World's top oil producer projected to be U.S. by 2020
IEA expects output from Canada's oilsands will triple by 2035
Changing demand cycles and emerging new technologies are on track to throw the world's oil map out on its ear and make the United States the world's largest oil producer within the next decade, according to a report.
The International Energy Agency said in its annual World Energy Outlook on Monday that it expects the United States, which currently imports about 20 per cent of its energy needs, to become basically self-sufficient by around 2020 thanks to emerging shale oil technologies and renewable energy sources such as wind and solar.
The IEA is a Paris-based international agency that provides research on the energy industry in 28 developed Western economies.
The IEA said the surge in U.S. production is a result of technological advances that have helped unlock vast oil supplies from shale rock formations such as the Bakken, which stretches through parts of North Dakota, Montana and Saskatchewan.
In its report, the IEA says it expects global energy demand to grow by more than a third between now and 2035. But in Western democracies, demand is expected to remain fairly flat as efficiency gains mitigate the need to use significant amounts of new fossil fuels.
"There is a pronounced shift away from oil, coal [and, in some countries, nuclear] towards natural gas and renewables," the report said.
Most of the growth in demand comes from developing economies, predominantly in Asia.
"North America becomes a net oil exporter around 2030," the IEA said.
Having the world's largest economy essentially no longer have a need to import any energy is a significant development for the world's economy, to say nothing of global geopolitics, where American foreign policy has been influenced by its need for fossil fuels for decades.
The IEA's projections are based on a marked increase in the use hydraulic fracking, which may make them implausible, given opposition to the technology.

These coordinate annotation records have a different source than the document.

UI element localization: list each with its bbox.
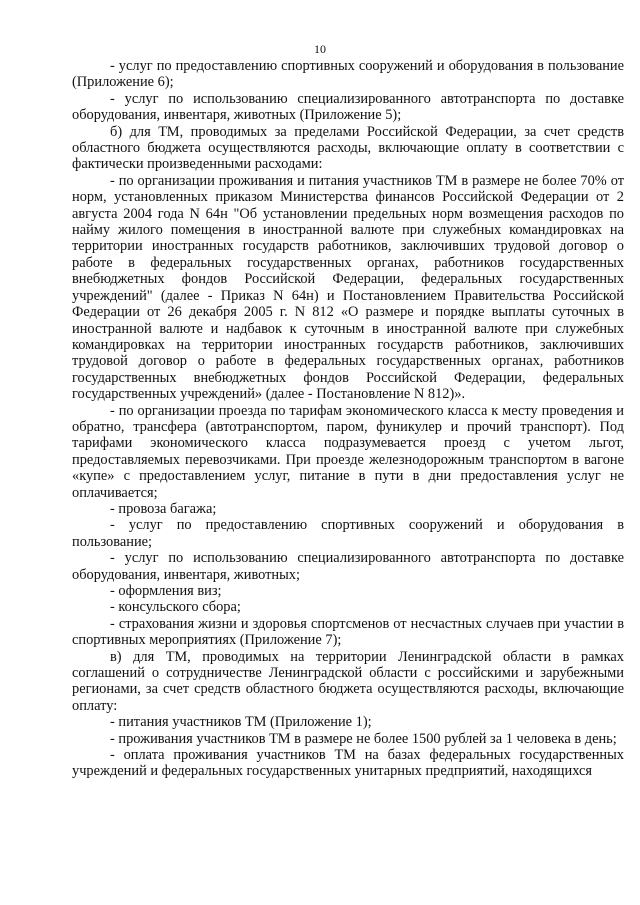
paragraph-6: - провоза багажа; [110,500,217,517]
paragraph-7: - услуг по предоставлению спортивных сооружений и оборудования в пользование; [72,517,624,550]
paragraph-1: - услуг по предоставлению спортивных сооружений и оборудования в пользование (Приложение 6); [72,58,624,91]
paragraph-13: - питания участников ТМ (Приложение 1); [110,714,372,731]
page-number: 10 [314,42,326,56]
paragraph-3: б) для ТМ, проводимых за пределами Российской Федерации, за счет средств областного бюджета осуществляются расходы, включающие оплату в соответствии с фактически произведенными расходами: [72,123,624,173]
paragraph-10: - консульского сбора; [110,599,241,616]
paragraph-5: - по организации проезда по тарифам экономического класса к месту проведения и обратно, трансфера (автотранспортом, паром, фуникулер и прочий транспорт). Под тарифами экономического класса подразумевается проезд с учетом льгот, предоставляемых перевозчиками. При проезде железнодорожным транспортом в вагоне «купе» с предоставлением услуг, питание в пути в дни предоставления услуг не оплачивается; [72,402,624,501]
paragraph-8: - услуг по использованию специализированного автотранспорта по доставке оборудования, инвентаря, животных; [72,550,624,583]
paragraph-15: - оплата проживания участников ТМ на базах федеральных государственных учреждений и федеральных государственных унитарных предприятий, находящихся [72,747,624,780]
paragraph-9: - оформления виз; [110,583,222,599]
paragraph-12: в) для ТМ, проводимых на территории Ленинградской области в рамках соглашений о сотрудничестве Ленинградской области с российскими и зарубежными регионами, за счет средств областного бюджета осуществляются расходы, включающие оплату: [72,648,624,714]
paragraph-14: - проживания участников ТМ в размере не более 1500 рублей за 1 человека в день; [110,730,617,747]
paragraph-4: - по организации проживания и питания участников ТМ в размере не более 70% от норм, установленных приказом Министерства финансов Российской Федерации от 2 августа 2004 года N 64н "Об установлении предельных норм возмещения расходов по найму жилого помещения в иностранной валюте при служебных командировках на территории иностранных государств работников, заключивших трудовой договор о работе в федеральных государственных органах, работников государственных внебюджетных фондов Российской Федерации, федеральных государственных учреждений" (далее - Приказ N 64н) и Постановлением Правительства Российской Федерации от 26 декабря 2005 г. N 812 «О размере и порядке выплаты суточных в иностранной валюте и надбавок к суточным в иностранной валюте при служебных командировках на территории иностранных государств работников, заключивших трудовой договор о работе в федеральных государственных органах, работников государственных внебюджетных фондов Российской Федерации, федеральных государственных учреждений» (далее - Постановление N 812)». [72,172,624,403]
paragraph-2: - услуг по использованию специализированного автотранспорта по доставке оборудования, инвентаря, животных (Приложение 5); [72,90,624,124]
document-body [72,58,624,780]
paragraph-11: - страхования жизни и здоровья спортсменов от несчастных случаев при участии в спортивных мероприятиях (Приложение 7); [72,615,624,649]
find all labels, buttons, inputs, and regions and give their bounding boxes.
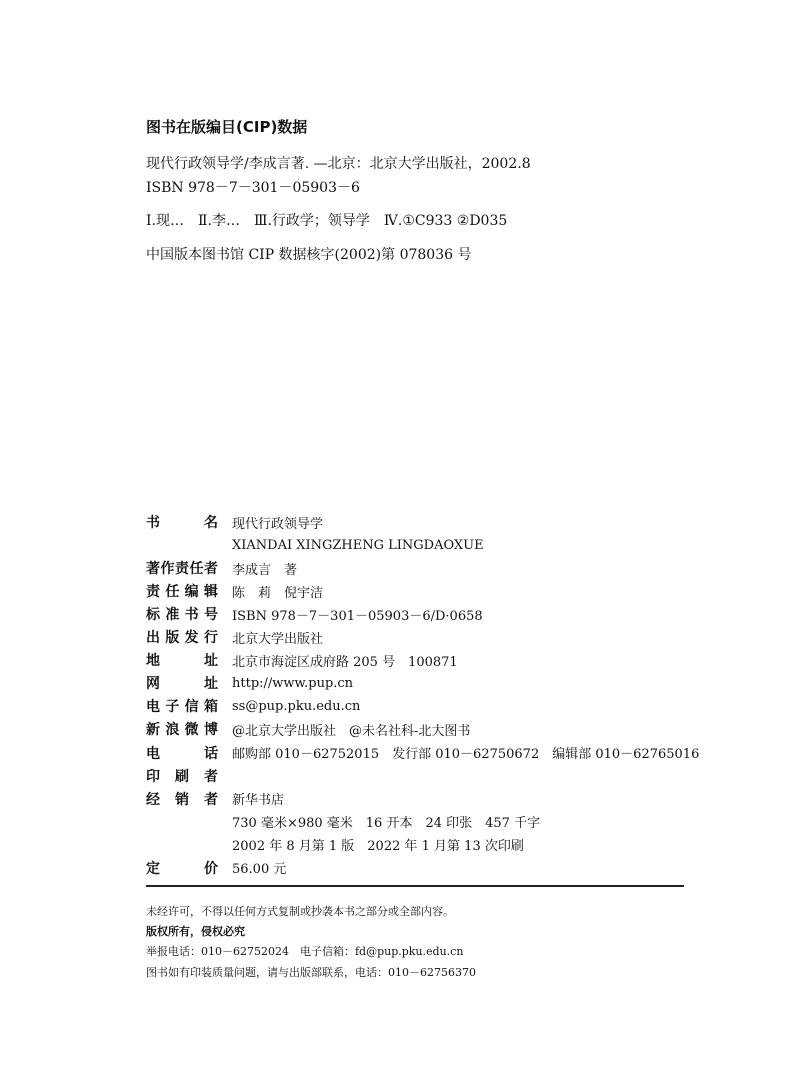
info-value: ISBN 978－7－301－05903－6/D·0658 (232, 608, 483, 624)
cip-isbn-line: ISBN 978－7－301－05903－6 (146, 180, 360, 196)
info-value: ss@pup.pku.edu.cn (232, 698, 361, 714)
info-row (146, 580, 324, 602)
info-value: http://www.pup.cn (232, 675, 354, 691)
info-label: 印 刷 者 (146, 768, 218, 785)
report-contact: 举报电话：010－62752024 电子信箱：fd@pup.pku.edu.cn (146, 945, 464, 958)
info-label: 书 名 (146, 515, 218, 531)
info-row (146, 672, 354, 694)
info-value: @北京大学出版社 @未名社科-北大图书 (232, 723, 471, 739)
info-row (146, 834, 524, 856)
info-label: 地 址 (146, 653, 218, 670)
info-value: 陈 莉 倪宇洁 (232, 585, 324, 601)
info-value: 新华书店 (232, 793, 285, 809)
info-label: 出 版 发 行 (146, 630, 218, 647)
rights-notice: 版权所有，侵权必究 (146, 925, 245, 938)
info-value: 730 毫米×980 毫米 16 开本 24 印张 457 千字 (232, 816, 541, 832)
info-value: 邮购部 010－62752015 发行部 010－62750672 编辑部 010－62765016 (232, 747, 700, 762)
info-row (146, 811, 541, 833)
info-value: 2002 年 8 月第 1 版 2022 年 1 月第 13 次印刷 (232, 839, 524, 855)
cip-heading: 图书在版编目(CIP)数据 (146, 118, 308, 136)
info-row (146, 695, 361, 717)
info-label: 新 浪 微 博 (146, 722, 218, 739)
info-row (146, 857, 287, 879)
info-row (146, 742, 700, 764)
info-value: XIANDAI XINGZHENG LINGDAOXUE (232, 537, 484, 553)
quality-contact: 图书如有印装质量问题，请与出版部联系，电话：010－62756370 (146, 966, 476, 979)
info-label: 定 价 (146, 860, 218, 877)
info-row (146, 788, 285, 810)
info-value: 北京市海淀区成府路 205 号 100871 (232, 654, 458, 670)
info-label: 电 话 (146, 745, 218, 762)
copy-notice: 未经许可，不得以任何方式复制或抄袭本书之部分或全部内容。 (146, 905, 454, 918)
cip-title-line: 现代行政领导学/李成言著. —北京：北京大学出版社，2002.8 (146, 156, 531, 172)
info-value: 56.00 元 (232, 862, 287, 878)
info-row (146, 557, 298, 579)
cip-classification-line: Ⅰ.现… Ⅱ.李… Ⅲ.行政学；领导学 Ⅳ.①C933 ②D035 (146, 213, 508, 229)
info-row (146, 626, 324, 648)
cip-library-line: 中国版本图书馆 CIP 数据核字(2002)第 078036 号 (146, 247, 472, 263)
info-value: 现代行政领导学 (232, 516, 324, 532)
divider-rule (146, 885, 684, 887)
info-label: 责 任 编 辑 (146, 584, 218, 601)
info-value: 李成言 著 (232, 562, 298, 578)
info-row (146, 649, 458, 671)
info-label: 著 作 责 任 者 (146, 561, 218, 578)
info-label: 经 销 者 (146, 791, 218, 808)
info-row (146, 603, 483, 625)
info-row (146, 765, 218, 787)
info-label: 网 址 (146, 676, 218, 693)
info-label: 电 子 信 箱 (146, 699, 218, 716)
info-label: 标 准 书 号 (146, 607, 218, 624)
info-row (146, 511, 324, 533)
info-row (146, 718, 471, 740)
info-row (146, 534, 484, 556)
info-value: 北京大学出版社 (232, 631, 324, 647)
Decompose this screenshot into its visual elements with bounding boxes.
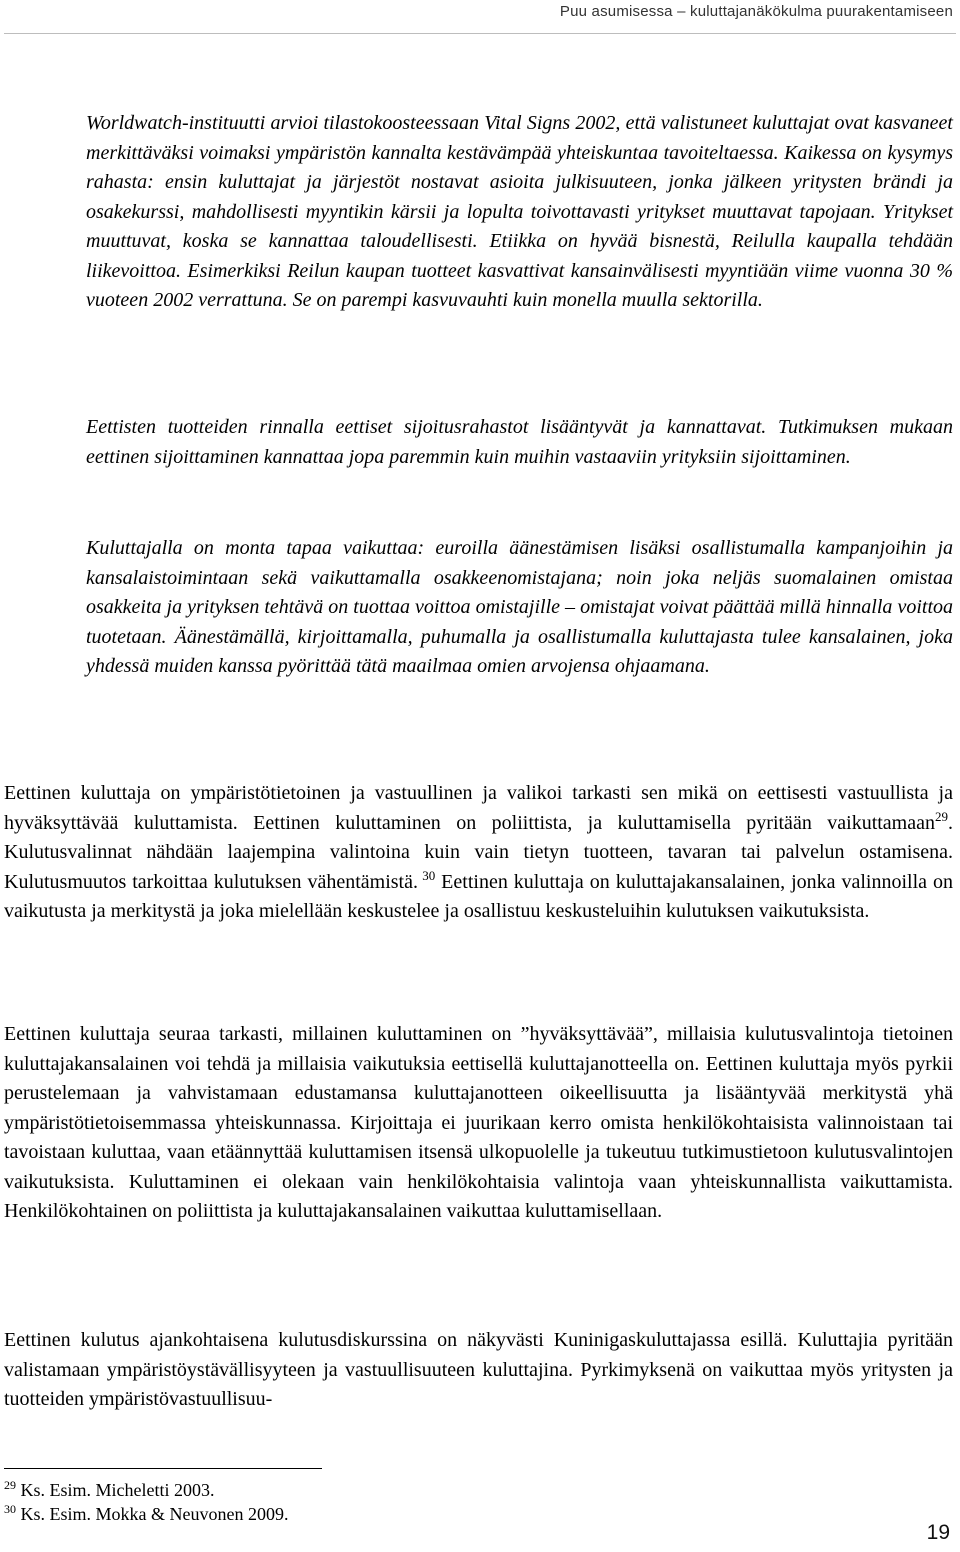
header-divider <box>4 33 956 34</box>
body-paragraph-1-text-a: Eettinen kuluttaja on ympäristötietoinen ja vastuullinen ja valikoi tarkasti sen mikä on eettisesti vastuullista ja hyväksyttävää kuluttamista. Eettinen kuluttaminen on poliittista, ja kuluttamisella pyritään vaikuttamaan <box>4 782 953 834</box>
footnote-number: 30 <box>4 1502 16 1516</box>
quote-paragraph-1: Worldwatch-instituutti arvioi tilastokoosteessaan Vital Signs 2002, että valistuneet kuluttajat ovat kasvaneet merkittäväksi voimaksi ympäristön kannalta kestävämpää yhteiskuntaa tavoiteltaessa. Kaikessa on kysymys rahasta: ensin kuluttajat ja järjestöt nostavat asioita julkisuuteen, jonka jälkeen yritysten brändi ja osakekurssi, mahdollisesti myyntikin kärsii ja lopulta toivottavasti yritykset muuttavat tapojaan. Yritykset muuttuvat, koska se kannattaa taloudellisesti. Etiikka on hyvää bisnestä, Reilulla kaupalla tehdään liikevoittoa. Esimerkiksi Reilun kaupan tuotteet kasvattivat kansainvälisesti myyntiään viime vuonna 30 % vuoteen 2002 verrattuna. Se on parempi kasvuvauhti kuin monella muulla sektorilla. <box>86 112 953 311</box>
page-number: 19 <box>926 1521 950 1544</box>
quote-paragraph-3: Kuluttajalla on monta tapaa vaikuttaa: euroilla äänestämisen lisäksi osallistumalla kampanjoihin ja kansalaistoimintaan sekä vaikuttamalla osakkeenomistajana; noin joka neljäs suomalainen omistaa osakkeita ja yrityksen tehtävä on tuottaa voittoa omistajille – omistajat voivat päättää millä hinnalla voittoa tuotetaan. Äänestämällä, kirjoittamalla, puhumalla ja osallistumalla kuluttajasta tulee kansalainen, joka yhdessä muiden kanssa pyörittää tätä maailmaa omien arvojensa ohjaamana. <box>86 537 953 677</box>
footnote-29 <box>4 1478 904 1502</box>
body-paragraph-1-text-c: Eettinen kuluttaja on kuluttajakansalainen, jonka valinnoilla on vaikutusta ja merkitystä ja joka mielellään keskustelee ja osallistuu keskusteluihin kulutuksen vaikutuksista. <box>4 870 954 922</box>
footnote-ref-30[interactable]: 30 <box>417 867 436 883</box>
body-paragraph-1 <box>4 779 953 927</box>
running-header: Puu asumisessa – kuluttajanäkökulma puurakentamiseen <box>559 3 953 20</box>
body-paragraph-2: Eettinen kuluttaja seuraa tarkasti, millainen kuluttaminen on ”hyväksyttävää”, millaisia kulutusvalintoja tietoinen kuluttajakansalainen voi tehdä ja millaisia vaikutuksia eettisellä kuluttajanotteella on. Eettinen kuluttaja myös pyrkii perustelemaan ja vahvistamaan edustamansa kuluttajanotteen oikeellisuutta ja lisääntyvää merkitystä yhä ympäristötietoisemmassa yhteiskunnassa. Kirjoittaja ei juurikaan kerro omista henkilökohtaisista valinnoistaan tai tavoistaan kuluttaa, vaan etäännyttää kuluttamisen itsensä ulkopuolelle ja tukeutuu tutkimustietoon kulutusvalintojen vaikutuksista. Kuluttaminen ei olekaan vain henkilökohtaisia valintoja vaan yhteiskunnallista vaikuttamista. Henkilökohtainen on poliittista ja kuluttajakansalainen vaikuttaa kuluttamisellaan. <box>4 1023 953 1222</box>
body-paragraph-3: Eettinen kulutus ajankohtaisena kulutusdiskurssina on näkyvästi Kuninigaskuluttajassa esillä. Kuluttajia pyritään valistamaan ympäristöystävällisyyteen ja vastuullisuuteen kuluttajina. Pyrkimyksenä on vaikuttaa myös yritysten ja tuotteiden ympäristövastuullisuu- <box>4 1329 953 1410</box>
footnotes <box>4 1478 904 1526</box>
footnote-30 <box>4 1502 904 1526</box>
quote-paragraph-2: Eettisten tuotteiden rinnalla eettiset sijoitusrahastot lisääntyvät ja kannattavat. Tutkimuksen mukaan eettinen sijoittaminen kannattaa jopa paremmin kuin muihin vastaaviin yrityksiin sijoittaminen. <box>86 416 953 468</box>
footnote-separator <box>4 1468 322 1469</box>
footnote-number: 29 <box>4 1478 16 1492</box>
footnote-text: Ks. Esim. Micheletti 2003. <box>16 1480 215 1500</box>
body-paragraph-1-text-b: . Kulutusvalinnat nähdään laajempina valintoina kuin vain tietyn tuotteen, tavaran tai palvelun ostamisena. Kulutusmuutos tarkoittaa kulutuksen vähentämistä. <box>4 811 953 893</box>
footnote-ref-29[interactable]: 29 <box>935 808 948 824</box>
footnote-text: Ks. Esim. Mokka & Neuvonen 2009. <box>16 1504 289 1524</box>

The U.S. currently produces about 6.3 million barrels of oil per day, a figure that the U.S. government projects to increase to 6.8 million next year. That's well off the 10 million barrels per day that the world's largest producer, Saudi Arabia, currently churns out.
But the fracking and offshore increase will turn that around within a decade, the IEA said.
"By around 2020, the United States is projected to become the largest global oil producer," the report reads.
Canadian exports projected higher
Even as the U.S. gets more energy independent, the IEA said, Canadian oil exports are projected to tick higher in the coming years.
Output from the oilsands is expected to grow rapidly, from 1.6 million barrels per day last year to 4.3 million barrels per day by 2035. When conventional oil is added in, Canada's expected oil output is forecast to grow rapidly. Canada produced about two million barrels of oil a day in 1990, but that figure jumped to 3.5 million barrels a day last year and is projected to increase to 6.3 million barrels a day by 2035.
With almost 180 billion barrels, Canada currently has the world's third largest supply of proven oil reserves, behind Saudi Arabia and Venezuela.
"Without new export capacity, western Canadian oil production would exceed regional consumption and current export capacity before 2016," the IEA said.
That's a reference to the delay in getting pipelines constructed to ship Canadian oil out to export markets. Most of the major pipelines proposed, such as the Keystone XL, are in a regulatory holding pattern at the moment.
There's a growing push to look beyond the U.S. as an export market, and news of Canada's largest trading partner becoming energy independent in the near future is sure to add some credence to that notion.
Enbridge Inc.'s Northern Gateway and Kinder Morgan's Trans Mountain expansion are aimed at connecting growing Canadian supplies to Asia via West Coast export terminals.
Other proposals are examining the possibility of shipping Alberta oil eastward to be refined and exported on the Atlantic coast.